January 05, 2005

Not Enough Torture?

The post has an article I agree with entirely: http://www.washingtonpost.com/wp-dyn/articles/A48628-2005Jan4.html

When the government and it's prosecutors who are the ones committing the crimes, then who can prosecute? Even the House of Representatives seems to have lost it's moral compass. The "Right to a Presumption of Innocence" rules are newspeak for "The right to cover up high crimes and misdemeaners if the majority concurs". But then they are likely to approve Gonzales' nomination. What a shame.

As Richard Cohen says:
http://www.washingtonpost.com/wp-dyn/articles/A45936-2005Jan3.html

In case this stuff disapears:
"THOUGH IT has yet to acknowledge any error, the Bush administration appears to understand that its handling of foreign detainees has caused enormous damage to America's standing around the world, and even to relations with close allies.

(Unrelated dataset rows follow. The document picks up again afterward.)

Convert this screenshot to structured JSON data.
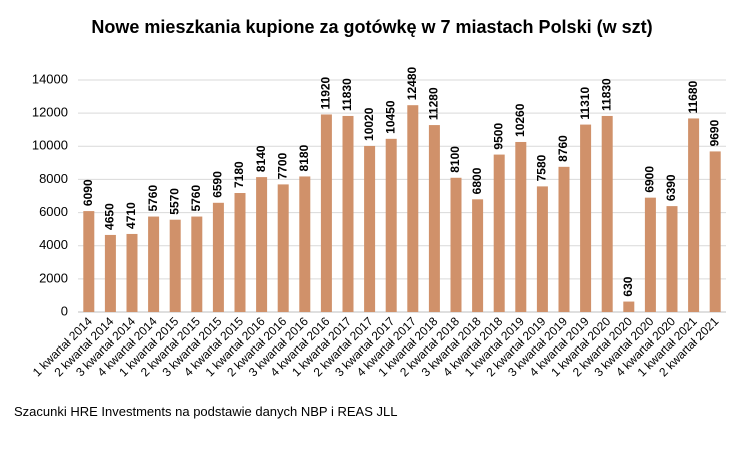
{
  "chart_data": {
    "type": "bar",
    "title": "Nowe mieszkania kupione za gotówkę w 7 miastach Polski (w szt)",
    "note": "Szacunki HRE Investments na podstawie danych NBP i REAS JLL",
    "categories": [
      "1 kwartał 2014",
      "2 kwartał 2014",
      "3 kwartał 2014",
      "4 kwartał 2014",
      "1 kwartał 2015",
      "2 kwartał 2015",
      "3 kwartał 2015",
      "4 kwartał 2015",
      "1 kwartał 2016",
      "2 kwartał 2016",
      "3 kwartał 2016",
      "4 kwartał 2016",
      "1 kwartał 2017",
      "2 kwartał 2017",
      "3 kwartał 2017",
      "4 kwartał 2017",
      "1 kwartał 2018",
      "2 kwartał 2018",
      "3 kwartał 2018",
      "4 kwartał 2018",
      "1 kwartał 2019",
      "2 kwartał 2019",
      "3 kwartał 2019",
      "4 kwartał 2019",
      "1 kwartał 2020",
      "2 kwartał 2020",
      "3 kwartał 2020",
      "4 kwartał 2020",
      "1 kwartał 2021",
      "2 kwartał 2021"
    ],
    "values": [
      6090,
      4650,
      4710,
      5760,
      5570,
      5760,
      6590,
      7180,
      8140,
      7700,
      8180,
      11920,
      11830,
      10020,
      10450,
      12480,
      11280,
      8100,
      6800,
      9500,
      10260,
      7580,
      8760,
      11310,
      11830,
      630,
      6900,
      6390,
      11680,
      9690
    ],
    "color": "#d0916a",
    "ylim": [
      0,
      14000
    ],
    "yticks": [
      0,
      2000,
      4000,
      6000,
      8000,
      10000,
      12000,
      14000
    ],
    "grid": true
  }
}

In the past week, two measures it has devised to alleviate the problem have become public. The Justice Department has repudiated a 2002 legal opinion that authorized the use of torture, and it has issued a brief that returns U.S. policy closer to international standards. The Defense Department, in turn, has developed plans for new facilities and procedures at the Guantanamo Bay prison that will allow long-term detainees to be held in more humane conditions. Both steps are welcome. However, by themselves they are not sufficient to end the systematic violations of domestic and international human rights laws that the administration has committed since 2001."

No wonder this administration has been seeking exemptions from war crimes prosecutions by the international court!

And this stuff originated with the CIA. For more on this the post has another article:

As the editorialist Anne Applebaum says in "Does the Right Remember Abu Ghraib?:"

"By nominating Gonzales to his Cabinet, the president has demonstrated not only that he is undisturbed by these aberrations, but that he still doesn't understand the nature of the international conflict which he says he is fighting. Like communism, radical Islam is an ideology that people will die for. To fight it, the United States needs not just to show off its fancy weapons systems but also to prove to the Islamic world that democratic values, in some moderate Islamic form, will give them better lives. The Cold War ended because Eastern Europeans were clamoring to join the West; the war on terrorism will be over when moderate Muslims abandon the radicals and join us. They will not do so if our system promotes people who support legal arguments for human rights abuse."

And back to Cohen (earlier citation);

"The term "Orwellian" is much abused, and back in the actual year 1984 I thought Orwell himself overrated. The essential novelist of the 20th century, I thought then, was Kafka, who realized that there is no more efficient murder weapon than what the critic George Steiner called "the lunatic logic of the bureaucracy."

"The Bush administration has fused Orwell with Kafka in the same way someone fused the cry of an infant with that of a cat from the Meow Mix television commercial. The upshot is Gonzales, ticketed maybe for the Supreme Court because he winked at torture and yessed the president. He's Kafka's man, Orwell's boy and Bush's pussycat. Know him for his roar."